NTI and DND work out details

Kerry McCluskey
Northern News Services

Iqaluit (Mar 26/01) - Although clean-up on two armed forces radar sites is expected to begin this year, a pact to ensure Inuit get work on the projects is still under negotiation.

Nunavut Tunngavik Inc. (NTI) is negotiating the terms of the economic agreement with the Department of National Defence (DND).

Capt. Judith Bennett, an environmental spokesperson for DND, said that both parties continued to work on the agreement.

"The negotiations are ongoing and they will be meeting in the near future," she said.

The economic agreement is part of the co-operation agreement that was signed by NTI and DND in Cambridge Bay in the fall of 1998. That document ensured the clean-up of the Distant Early Warning (DEW) line sites would go forward and addressed environmental issues, including what to do with the contaminants.

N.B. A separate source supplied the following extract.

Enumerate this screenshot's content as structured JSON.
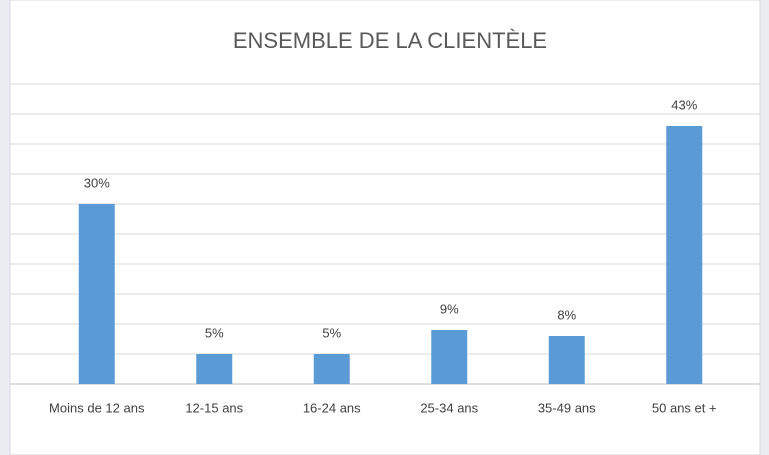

The economic agreement will ensure Inuit labour and businesses handle the bulk of the work, estimated to take 10 years, and also provides the finances to pay for the clean-up of the 15 DEW-line sites DND is responsible for in Nunavut.

Clean-up of the other 23 sites in the territory falls to the Department of Indian Affairs and Northern Development.

James Eetoolook, NTI's first vice president and their lead player on the DEW-line work, said the clean-up would cost about $200 million.

Work on two of the DEW-line sites near Kugaaruk/Pelly Bay and Qikiqtarjuaq /Broughton Island is slated to begin this summer. DND said that will go forward even though the agreement has not been finalized.